Правда, что представления Миши о департаменте еще были довольно фантастичны. Он не понимал действительной департаментской организации, а скорее представлял ее себе в виде какого-то загадочного царства теней. Войдя в это царство, папаша перестает быть папашей, сохраняет только крест на шее и, окруженный Васильем Прохорычем, Авдеем Дмитричем, Алексеем Иванычем и Владимиром Николаичем (так назывались столоначальники Нагорнова), витает в пространстве, созерцая лицо директора и непрестанно славословя пред ним. Но вот пробило четыре часа — и видения исчезают. Папаша снова делается папашей, надевает пальто и вместе с прочими воплотившимися тенями, словно из темной трубы, выползает из-под арки Главного штаба*. Через минуту все пространство от Малой Миллионной до Подьяческих наполняется бледными, изнуренными лицами, на которых читается одна настоятельная мысль: пора водку пить!

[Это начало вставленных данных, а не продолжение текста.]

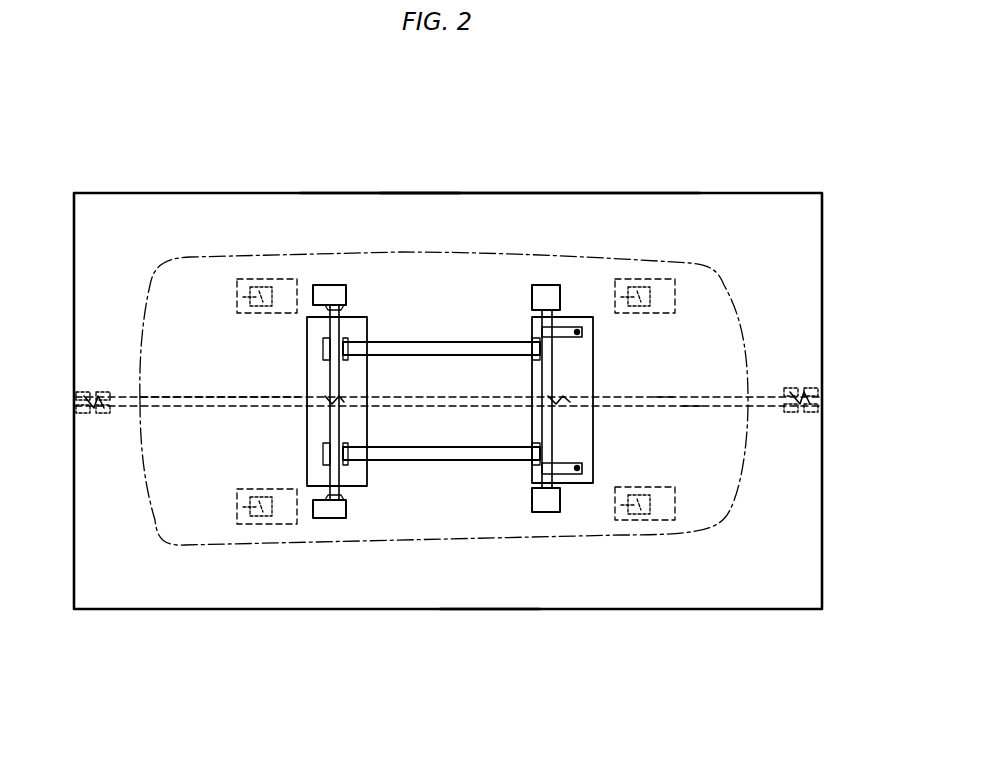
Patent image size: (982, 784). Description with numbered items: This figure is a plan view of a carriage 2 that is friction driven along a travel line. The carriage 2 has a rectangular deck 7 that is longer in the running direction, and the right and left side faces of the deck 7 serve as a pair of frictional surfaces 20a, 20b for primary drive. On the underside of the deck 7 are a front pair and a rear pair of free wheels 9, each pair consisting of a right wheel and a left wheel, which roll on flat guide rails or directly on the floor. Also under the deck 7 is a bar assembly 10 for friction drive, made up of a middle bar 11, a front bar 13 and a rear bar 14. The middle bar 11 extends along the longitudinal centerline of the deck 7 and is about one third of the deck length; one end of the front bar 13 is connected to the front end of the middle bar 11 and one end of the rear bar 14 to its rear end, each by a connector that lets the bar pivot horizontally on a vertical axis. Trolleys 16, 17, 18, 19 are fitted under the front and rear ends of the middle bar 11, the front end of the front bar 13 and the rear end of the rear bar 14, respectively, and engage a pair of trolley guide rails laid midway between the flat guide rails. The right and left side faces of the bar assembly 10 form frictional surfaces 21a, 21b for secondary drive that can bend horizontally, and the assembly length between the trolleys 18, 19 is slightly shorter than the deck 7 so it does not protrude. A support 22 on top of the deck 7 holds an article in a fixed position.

The carriage 2 is at (495, 192).
The deck 7 is at (420, 585).
The free wheels 9 is at (244, 283).
The bar assembly 10 is at (715, 397).
The middle bar 11 is at (448, 406).
The front bar 13 is at (760, 397).
The rear bar 14 is at (190, 400).
The trolley 16 is at (563, 400).
The trolley 17 is at (333, 400).
The trolley 18 is at (797, 412).
The trolley 19 is at (92, 413).
The frictional surface 20a is at (490, 609).
The frictional surface 20b is at (420, 192).
The frictional surface 21a is at (693, 406).
The frictional surface 21b is at (665, 395).
The support 22 is at (562, 284).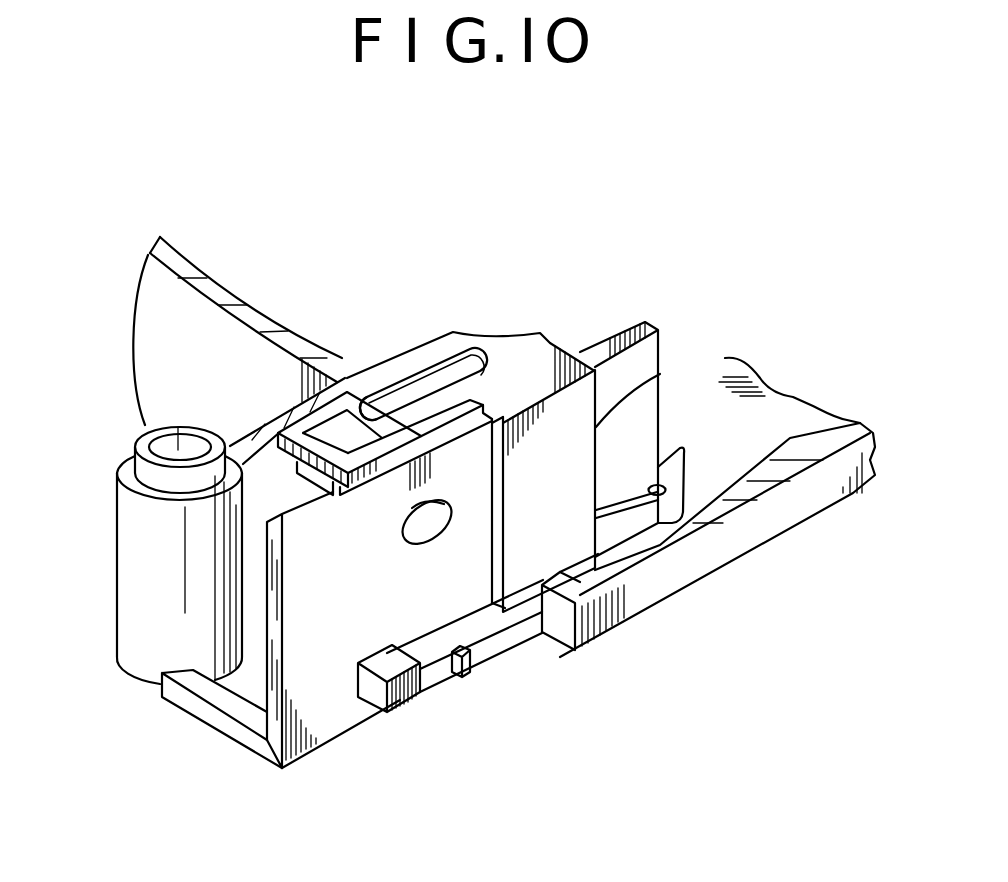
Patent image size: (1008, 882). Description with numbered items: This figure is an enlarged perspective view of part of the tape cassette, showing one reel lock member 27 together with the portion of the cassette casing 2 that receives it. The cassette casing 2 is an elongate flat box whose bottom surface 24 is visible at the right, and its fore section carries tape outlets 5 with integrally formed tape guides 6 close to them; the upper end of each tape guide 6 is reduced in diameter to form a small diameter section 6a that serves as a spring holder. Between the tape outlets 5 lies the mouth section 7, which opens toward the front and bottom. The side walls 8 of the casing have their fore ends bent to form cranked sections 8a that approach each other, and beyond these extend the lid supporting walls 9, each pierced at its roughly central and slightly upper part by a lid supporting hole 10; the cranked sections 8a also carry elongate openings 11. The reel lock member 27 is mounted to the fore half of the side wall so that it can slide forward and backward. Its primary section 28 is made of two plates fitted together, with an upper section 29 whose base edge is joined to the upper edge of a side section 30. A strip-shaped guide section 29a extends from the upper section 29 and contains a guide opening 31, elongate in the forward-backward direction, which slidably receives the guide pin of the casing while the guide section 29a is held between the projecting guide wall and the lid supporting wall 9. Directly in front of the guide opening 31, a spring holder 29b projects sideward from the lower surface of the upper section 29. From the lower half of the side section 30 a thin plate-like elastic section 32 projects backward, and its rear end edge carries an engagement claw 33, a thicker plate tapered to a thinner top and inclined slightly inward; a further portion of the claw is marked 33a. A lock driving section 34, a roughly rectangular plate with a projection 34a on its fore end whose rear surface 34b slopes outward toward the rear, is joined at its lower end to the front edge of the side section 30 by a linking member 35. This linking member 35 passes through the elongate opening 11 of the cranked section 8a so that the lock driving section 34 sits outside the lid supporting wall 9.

The cassette casing 2 is at (807, 522).
The tape outlets 5 is at (254, 692).
The tape guides 6 is at (150, 568).
The small diameter sections 6a is at (135, 472).
The mouth section 7 is at (173, 340).
The side walls 8 is at (720, 547).
The cranked sections 8a is at (562, 625).
The lid supporting walls 9 is at (322, 693).
The lid supporting holes 10 is at (400, 531).
The elongate openings 11 is at (521, 632).
The bottom surface 24 is at (797, 413).
The reel lock member 27 is at (527, 338).
The primary section 28 is at (545, 363).
The upper section 29 is at (495, 347).
The guide section 29a is at (380, 386).
The spring holder 29b is at (341, 446).
The side section 30 is at (582, 427).
The guide opening 31 is at (427, 372).
The elastic section 32 is at (630, 533).
The engagement claw 33 is at (672, 420).
The boss surface 33a is at (735, 401).
The lock driving section 34 is at (367, 703).
The projection 34a is at (407, 690).
The rear surface 34b is at (405, 652).
The linking member 35 is at (435, 655).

Но как ни фантастичны были эти мечты, важно было то, что в мозгу Миши уже внедрилась идея департамента. Департамент — это целое будущее; департамент — это глухой переулок, из которого можно выйти только назад по Большой Морской в Подьяческую. Департамент — это сама неизбежность, это шхера, около которой как ни лавируй, все-таки никак не минешь, чтобы не наткнуться на нее.

— И благодетельная шхера-с! тут не разобьешься, а слаще, чем в наилучшей гавани отдохнешь! — объяснял Семен Прокофьич, когда кто-нибудь позволял себе выразить в его присутствии хоть какое-нибудь сомнение насчет живительных свойств департамента.

Или:

— Ты попробуй-ка сунься в другом месте поискать — ан тут оступился, в другом месте промах дал, а в третьем и вовсе оказался негодным! А в департаменте-то, как у Христа за пазушкой! дело у тебя постоянное, верное… как калач! Не только никаких выдумок от тебя не требуют, но даже если бы ты и горазд был на выдумки, так запрет тебе на них положат! Пиши! округляй! а выдумывать предоставь прощелыгам да проходимцам. Так-то-с!